Senior AI Engineer
Role details
Job location
Tech stack
Job description
As a Senior AI Engineer at Supermodular AI, you will take ownership of the AI/ML domain, shaping how intelligence is designed, trained, evaluated, and deployed across our products. You'll work with large language models (LLMs), embeddings, retrieval systems, classifiers, and other ML techniques to power the AI agents that our enterprise customers rely on. You will be responsible for both experimentation and productionization: designing robust pipelines for model training, building evaluation frameworks, and ensuring models are reliable, performant, and aligned with customer needs. You'll collaborate with our engineering leads on architectural decisions, while also working with product teams to translate complex AI capabilities into real-world business outcomes.

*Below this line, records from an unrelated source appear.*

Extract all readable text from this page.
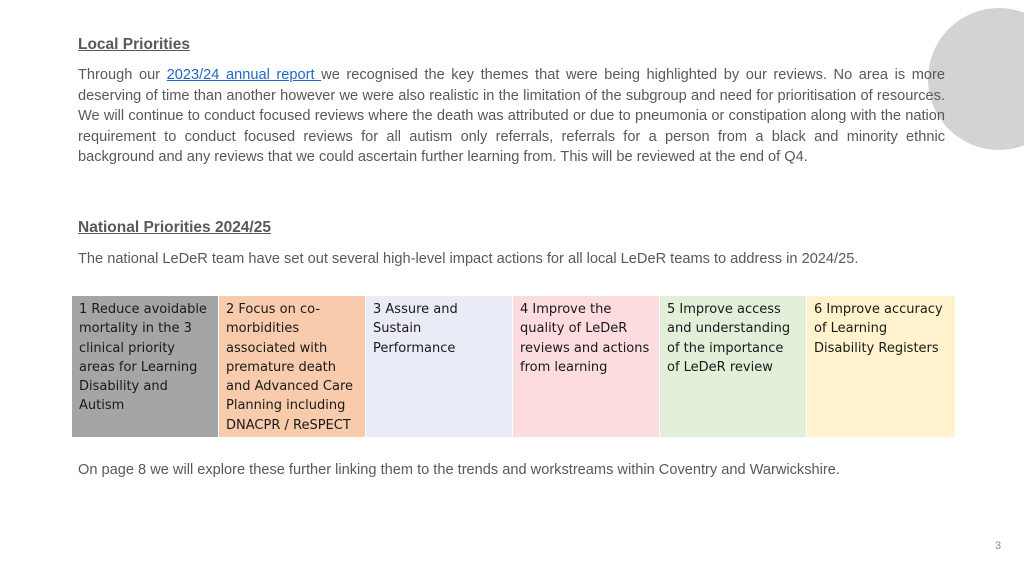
Local Priorities

Through our 2023/24 annual report we recognised the key themes that were being highlighted by our reviews. No area is more deserving of time than another however we were also realistic in the limitation of the subgroup and need for prioritisation of resources. We will continue to conduct focused reviews where the death was attributed or due to pneumonia or constipation along with the nation requirement to conduct focused reviews for all autism only referrals, referrals for a person from a black and minority ethnic background and any reviews that we could ascertain further learning from. This will be reviewed at the end of Q4.

National Priorities 2024/25

The national LeDeR team have set out several high-level impact actions for all local LeDeR teams to address in 2024/25.

1 Reduce avoidable mortality in the 3 clinical priority areas for Learning Disability and Autism
2 Focus on co-morbidities associated with premature death and Advanced Care Planning including DNACPR / ReSPECT
3 Assure and Sustain Performance
4 Improve the quality of LeDeR reviews and actions from learning
5 Improve access and understanding of the importance of LeDeR review
6 Improve accuracy of Learning Disability Registers

On page 8 we will explore these further linking them to the trends and workstreams within Coventry and Warwickshire.

3
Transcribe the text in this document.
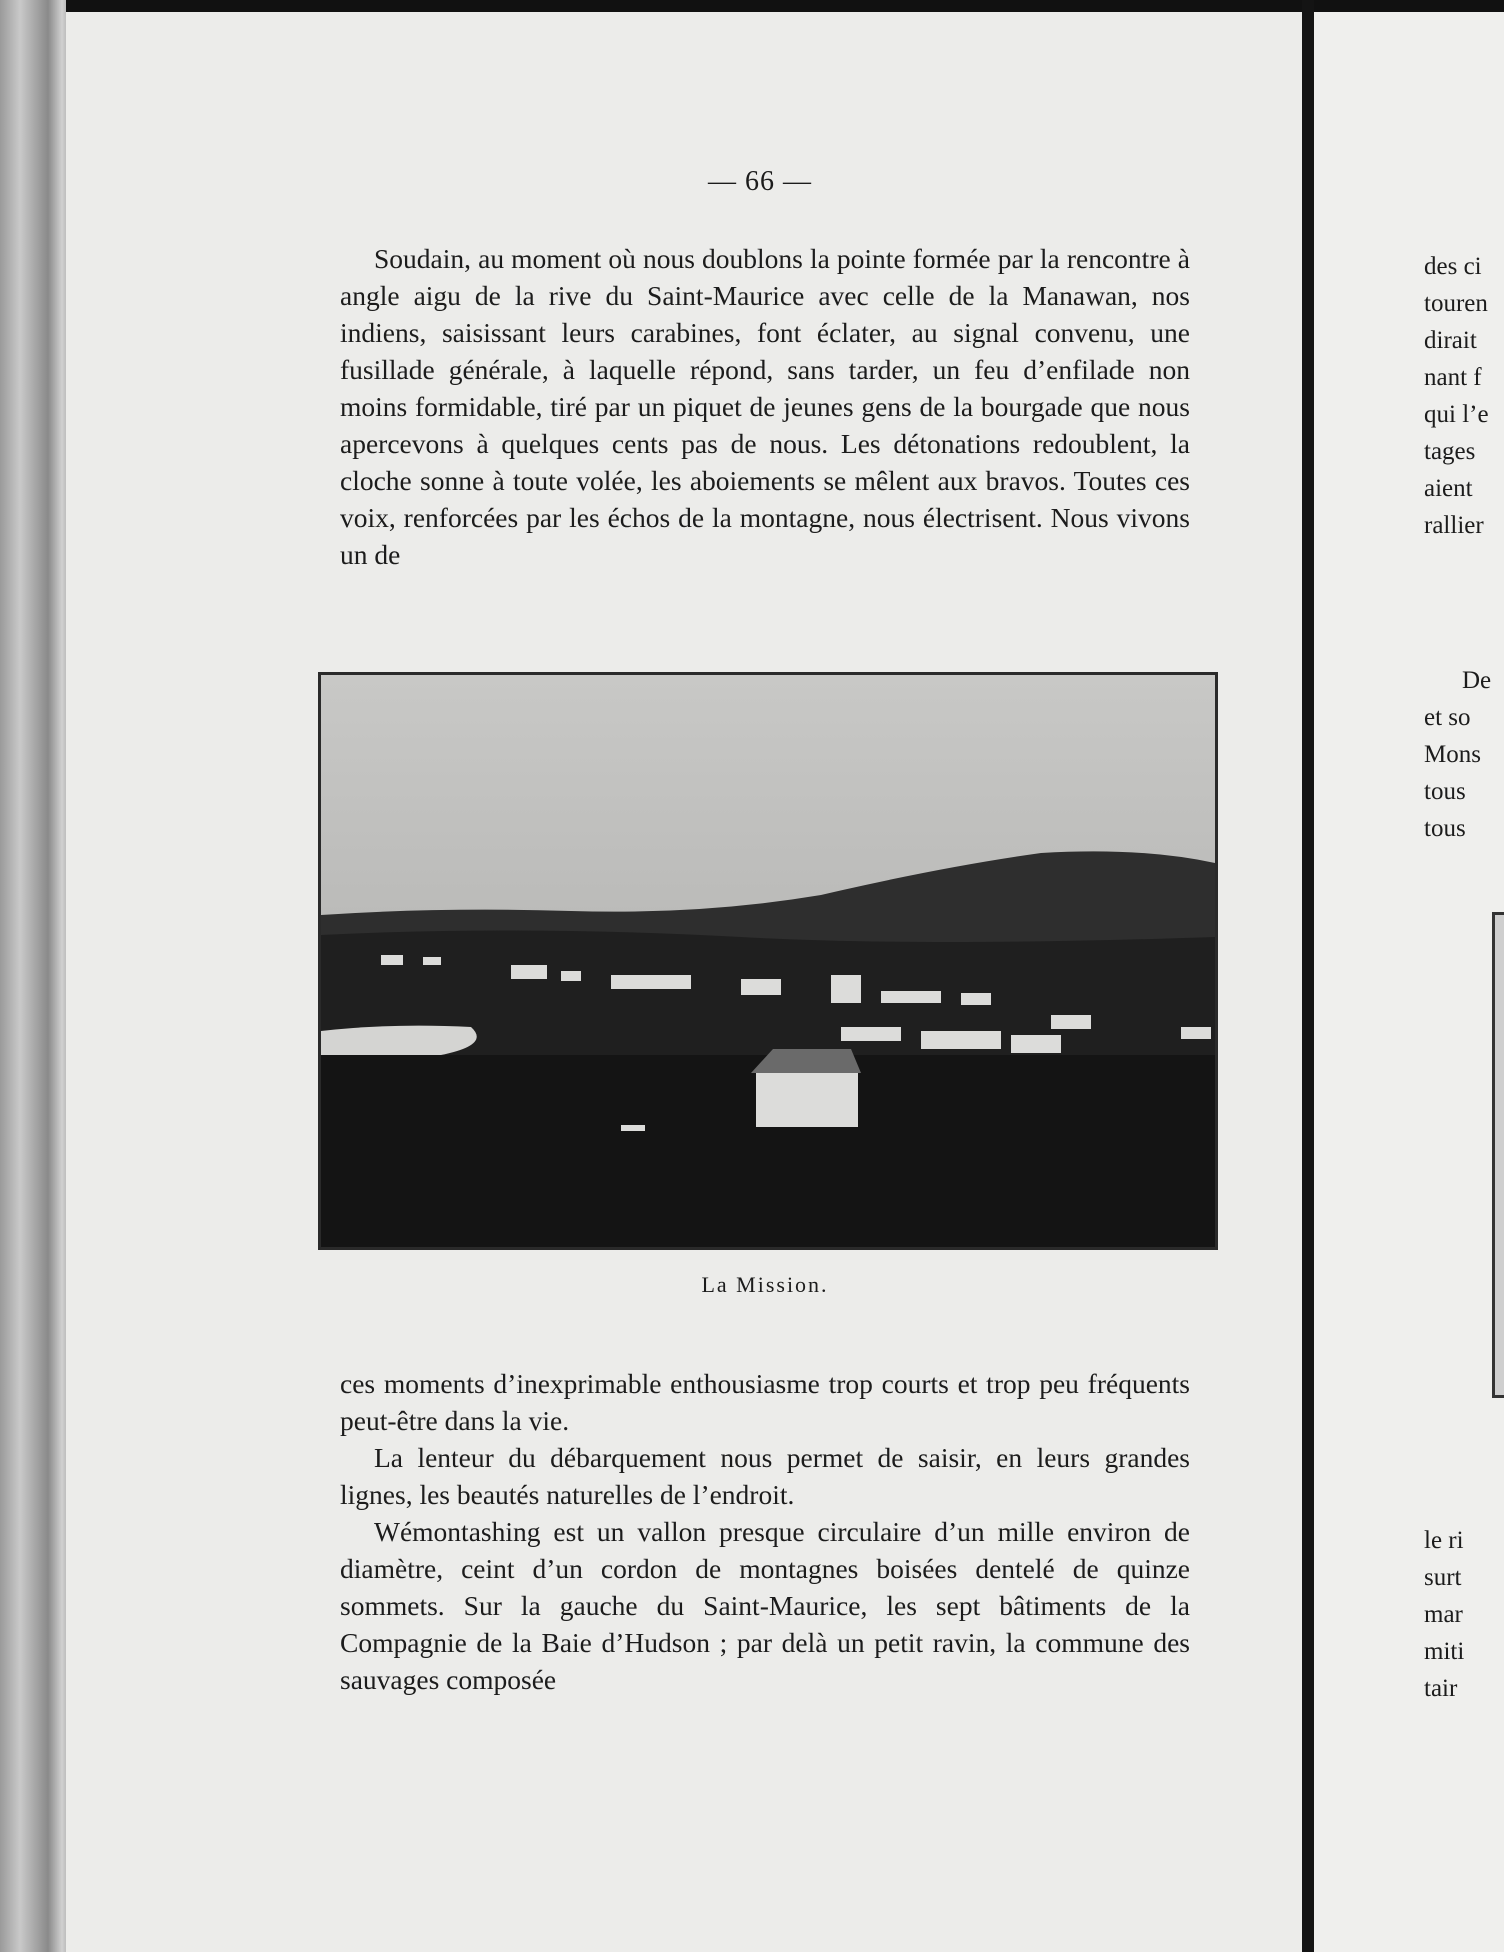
— 66 —

Soudain, au moment où nous doublons la pointe formée par la rencontre à angle aigu de la rive du Saint-Maurice avec celle de la Manawan, nos indiens, saisissant leurs carabines, font éclater, au signal convenu, une fusillade générale, à laquelle répond, sans tarder, un feu d’enfilade non moins formidable, tiré par un piquet de jeunes gens de la bourgade que nous apercevons à quelques cents pas de nous. Les détonations redoublent, la cloche sonne à toute volée, les aboiements se mêlent aux bravos. Toutes ces voix, renforcées par les échos de la montagne, nous électrisent. Nous vivons un de

La Mission.

ces moments d’inexprimable enthousiasme trop courts et trop peu fréquents peut-être dans la vie.

La lenteur du débarquement nous permet de saisir, en leurs grandes lignes, les beautés naturelles de l’endroit.

Wémontashing est un vallon presque circulaire d’un mille environ de diamètre, ceint d’un cordon de montagnes boisées dentelé de quinze sommets. Sur la gauche du Saint-Maurice, les sept bâtiments de la Compagnie de la Baie d’Hudson ; par delà un petit ravin, la commune des sauvages composée

des ci
touren
dirait
nant f
qui l’e
tages
aient
rallier
De
et so
Mons
tous
tous
le ri
surt
mar
miti
tair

This is a role for someone who thrives on end-to-end ownership of AI systems-balancing research with pragmatic engineering, and mentoring junior colleagues to raise the bar of our AI practice.
Requirements
Do you have a Bachelor's degree?, * Proven experience working with modern AI/ML techniques, including large language models (LLMs), embeddings, retrieval systems, evaluation methods, and classifiers.
- Hands-on expertise in at least one major ML/AI framework (e.g., PyTorch, TensorFlow, JAX) and proficiency with Python for prototyping and production code.
- Strong understanding of evaluation strategies for AI systems, including quantitative metrics and qualitative analysis, to ensure performance and reliability.
- Practical knowledge of key concepts in applied ML, such as prompt engineering, fine-tuning, RAG (retrieval-augmented generation), and supervised/unsupervised learning.
- Experience building and deploying machine learning systems at scale, including data pipelines, model serving, and monitoring.
- Ability to make architectural decisions that balance experimentation, scalability, and maintainability.
- Experience mentoring and collaborating with more junior AI/ML engineers, fostering best practices in research and development.
- Strong communication and collaboration skills to work cross-functionally with engineering, product, and business stakeholders.
- Founder mindset - makes informed decisions with cost/speed/value in mind and is comfortable navigating uncertainty or less-than-clear requirements.